Data Cube, Source: EO Analytics research group, University of Salzbug
EO data cubes have become one of the most important big EO data midstream technologies because they simplify data access and facilitate information production. They also:
- reduce the entrance barrier for non-expert users because users do not need to know specific file structures or internal directory names.
- can be easily accessed over the Internet by client software.
- support deployment on a scalable system in the cloud allowing EO data analysis on continental or even global scales.
- embrace time as an important dimension, enabling traversing through time similar to traversing through space in an image file in contrast to storing data in image files, where the temporal dimension is represented only by how files are named and organised.
- are tightly coupled with providing analysis-ready data (ARD) to enable expert and non-expert users to access and use calibrated data directly in analysis without requiring laborious pre-processing.
Compared to purely file-based approaches, an EO data cube is a new way of organising EO data and has become very popular in the last few years. Prior to these developments, EO data were simply saved and organised as images, similar to how people organise vacation pictures from their digital camera; they were individual files located in some directories on the hard drive. However, every pixel in remote sensing images is associated with a unique position on Earth in time that can be defined by spatio-temporal coordinates. Widely known software like Google Earth abstracts image file handling from user interactions. On such a digital map or globe, navigating to the exact geographic position of interest is sufficient for viewing relevant image data, which is one reason for its popularity.
In this case, software translates the geographic position on the digital globe to the internal file structure, collects the images, and conveniently presents them as continuous maps. This is possible because every pixel is located at its geographic position. Suppose this is considered a simple case as a set of flat, two-dimensional images. In addition, time can be the third dimension.

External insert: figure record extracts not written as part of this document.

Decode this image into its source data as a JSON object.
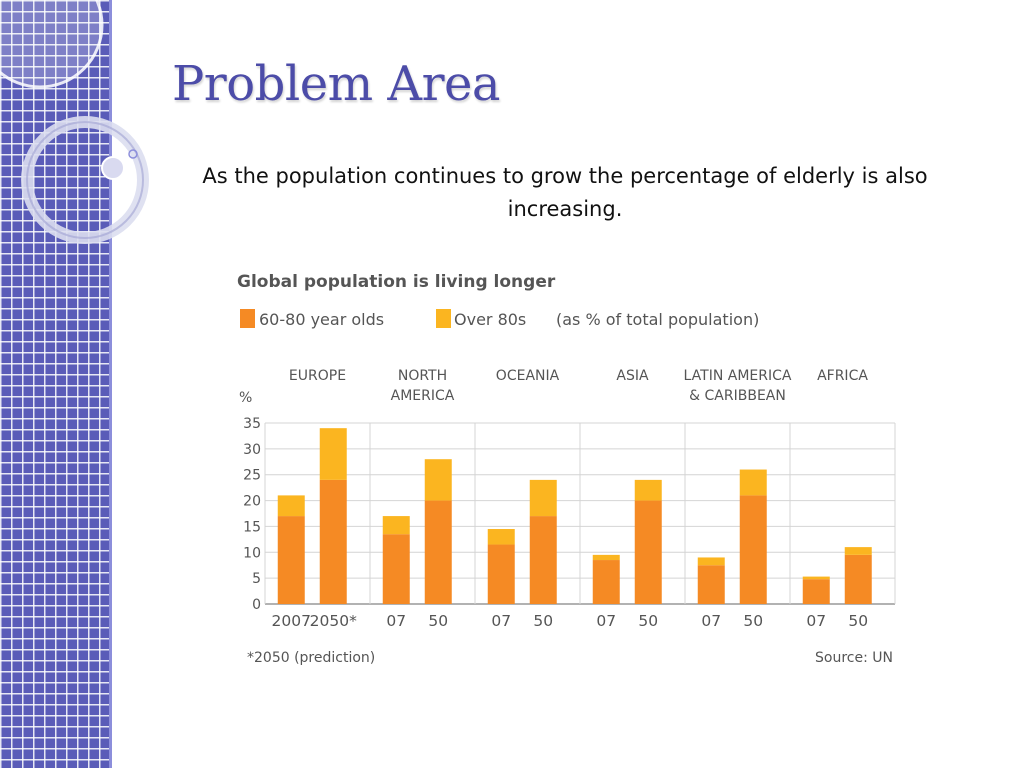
{
  "slide": {
    "title": "Problem Area",
    "subtitle": "As the population continues to grow the percentage of elderly is also increasing."
  },
  "chart_data": {
    "type": "bar",
    "stacked": true,
    "title": "Global population is living longer",
    "legend": [
      {
        "label": "60-80 year olds",
        "color": "#f58a24"
      },
      {
        "label": "Over 80s",
        "color": "#fbb520"
      }
    ],
    "legend_note": "(as % of total population)",
    "ylabel": "%",
    "ylim": [
      0,
      35
    ],
    "yticks": [
      0,
      5,
      10,
      15,
      20,
      25,
      30,
      35
    ],
    "grid": true,
    "regions": [
      {
        "name": [
          "EUROPE"
        ],
        "bars": [
          {
            "x": "2007",
            "age_60_80": 17,
            "over_80": 4
          },
          {
            "x": "2050*",
            "age_60_80": 24,
            "over_80": 10
          }
        ]
      },
      {
        "name": [
          "NORTH",
          "AMERICA"
        ],
        "bars": [
          {
            "x": "07",
            "age_60_80": 13.5,
            "over_80": 3.5
          },
          {
            "x": "50",
            "age_60_80": 20,
            "over_80": 8
          }
        ]
      },
      {
        "name": [
          "OCEANIA"
        ],
        "bars": [
          {
            "x": "07",
            "age_60_80": 11.5,
            "over_80": 3
          },
          {
            "x": "50",
            "age_60_80": 17,
            "over_80": 7
          }
        ]
      },
      {
        "name": [
          "ASIA"
        ],
        "bars": [
          {
            "x": "07",
            "age_60_80": 8.5,
            "over_80": 1
          },
          {
            "x": "50",
            "age_60_80": 20,
            "over_80": 4
          }
        ]
      },
      {
        "name": [
          "LATIN AMERICA",
          "& CARIBBEAN"
        ],
        "bars": [
          {
            "x": "07",
            "age_60_80": 7.5,
            "over_80": 1.5
          },
          {
            "x": "50",
            "age_60_80": 21,
            "over_80": 5
          }
        ]
      },
      {
        "name": [
          "AFRICA"
        ],
        "bars": [
          {
            "x": "07",
            "age_60_80": 4.8,
            "over_80": 0.5
          },
          {
            "x": "50",
            "age_60_80": 9.5,
            "over_80": 1.5
          }
        ]
      }
    ],
    "footnote": "*2050 (prediction)",
    "source": "Source: UN"
  }
}
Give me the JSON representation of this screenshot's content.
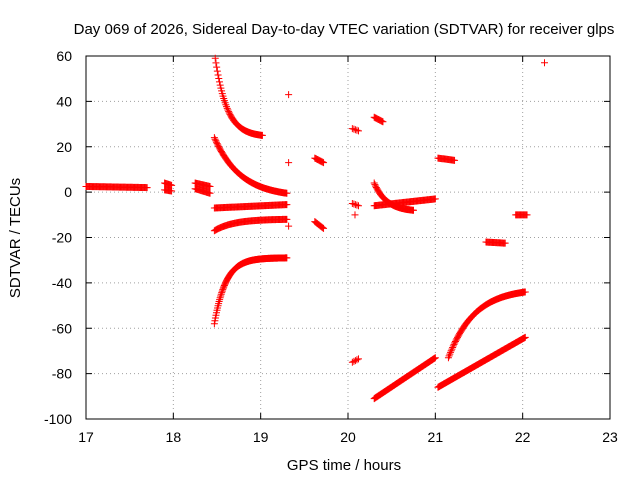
{
  "chart_data": {
    "type": "scatter",
    "title": "Day 069 of 2026, Sidereal Day-to-day VTEC variation (SDTVAR) for receiver glps",
    "xlabel": "GPS time / hours",
    "ylabel": "SDTVAR / TECUs",
    "xlim": [
      17,
      23
    ],
    "ylim": [
      -100,
      60
    ],
    "xticks": [
      "17",
      "18",
      "19",
      "20",
      "21",
      "22",
      "23"
    ],
    "yticks": [
      "60",
      "40",
      "20",
      "0",
      "-20",
      "-40",
      "-60",
      "-80",
      "-100"
    ],
    "grid": true,
    "marker": "+",
    "marker_color": "#ff0000",
    "segments": [
      {
        "x0": 17.0,
        "x1": 17.7,
        "y": "linear",
        "a": 2.5,
        "b": 2.0,
        "step": 0.01
      },
      {
        "x0": 17.9,
        "x1": 17.98,
        "y": "linear",
        "a": 4.0,
        "b": 3.0,
        "step": 0.01
      },
      {
        "x0": 17.9,
        "x1": 17.98,
        "y": "linear",
        "a": 1.0,
        "b": 0.5,
        "step": 0.01
      },
      {
        "x0": 18.25,
        "x1": 18.42,
        "y": "linear",
        "a": 4.0,
        "b": 2.5,
        "step": 0.01
      },
      {
        "x0": 18.25,
        "x1": 18.42,
        "y": "linear",
        "a": 1.5,
        "b": -0.5,
        "step": 0.01
      },
      {
        "x0": 18.48,
        "x1": 19.02,
        "y": "curve",
        "a": 59.0,
        "b": 25.0,
        "k": 0.55,
        "step": 0.008
      },
      {
        "x0": 18.47,
        "x1": 19.3,
        "y": "curve",
        "a": 24.0,
        "b": -0.5,
        "k": 0.8,
        "step": 0.008
      },
      {
        "x0": 18.47,
        "x1": 19.3,
        "y": "linear",
        "a": -7.0,
        "b": -5.5,
        "step": 0.01
      },
      {
        "x0": 18.47,
        "x1": 19.3,
        "y": "curve",
        "a": -17.0,
        "b": -12.0,
        "k": 0.6,
        "step": 0.01
      },
      {
        "x0": 18.47,
        "x1": 19.3,
        "y": "curve",
        "a": -58.0,
        "b": -29.0,
        "k": 0.35,
        "step": 0.006
      },
      {
        "x0": 19.62,
        "x1": 19.72,
        "y": "linear",
        "a": 15.0,
        "b": 13.0,
        "step": 0.01
      },
      {
        "x0": 19.62,
        "x1": 19.72,
        "y": "linear",
        "a": -13.0,
        "b": -16.0,
        "step": 0.01
      },
      {
        "x0": 20.05,
        "x1": 20.12,
        "y": "linear",
        "a": 28.0,
        "b": 27.0,
        "step": 0.02
      },
      {
        "x0": 20.05,
        "x1": 20.12,
        "y": "linear",
        "a": -5.0,
        "b": -6.0,
        "step": 0.02
      },
      {
        "x0": 20.05,
        "x1": 20.12,
        "y": "linear",
        "a": -75.0,
        "b": -73.5,
        "step": 0.02
      },
      {
        "x0": 20.3,
        "x1": 20.4,
        "y": "linear",
        "a": 33.0,
        "b": 31.0,
        "step": 0.01
      },
      {
        "x0": 20.3,
        "x1": 20.75,
        "y": "curve",
        "a": 4.0,
        "b": -8.0,
        "k": 0.7,
        "step": 0.008
      },
      {
        "x0": 20.3,
        "x1": 21.0,
        "y": "linear",
        "a": -6.0,
        "b": -3.0,
        "step": 0.01
      },
      {
        "x0": 20.3,
        "x1": 21.0,
        "y": "linear",
        "a": -91.0,
        "b": -73.0,
        "step": 0.008
      },
      {
        "x0": 21.03,
        "x1": 21.22,
        "y": "linear",
        "a": 15.0,
        "b": 14.0,
        "step": 0.01
      },
      {
        "x0": 21.03,
        "x1": 22.03,
        "y": "linear",
        "a": -86.0,
        "b": -64.0,
        "step": 0.008
      },
      {
        "x0": 21.15,
        "x1": 22.03,
        "y": "curve",
        "a": -73.0,
        "b": -44.0,
        "k": 0.75,
        "step": 0.008
      },
      {
        "x0": 21.58,
        "x1": 21.8,
        "y": "linear",
        "a": -22.0,
        "b": -22.5,
        "step": 0.01
      },
      {
        "x0": 21.92,
        "x1": 22.05,
        "y": "linear",
        "a": -10.0,
        "b": -10.0,
        "step": 0.01
      }
    ],
    "points": [
      {
        "x": 19.32,
        "y": 43
      },
      {
        "x": 19.32,
        "y": 13
      },
      {
        "x": 19.32,
        "y": -15
      },
      {
        "x": 20.08,
        "y": -10
      },
      {
        "x": 22.25,
        "y": 57
      }
    ]
  }
}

Then, consecutively aligning the images on top of each other creates an EO data cube. It is possible to interact with an EO data cube using spatial and temporal coordinates instead of file names because the data cube acts as a translation layer to the image files. Alternatively, the data in an EO data cube can be rearranged for specific access patterns, allowing fine-tuning to fulfil specific performance criteria. A community-agreed definition of an EO data cube does not exist, although several suggestions have been made. In general, an EO data cube aims to provide easier access to a large volume, variety, and velocity of EO data and abstract the file handling and management from users. An EO data cube is considered a multi-dimensional structure with at least one non-spatial dimension. Although it can have any number of dimensions, it is referred to as a 'cube'.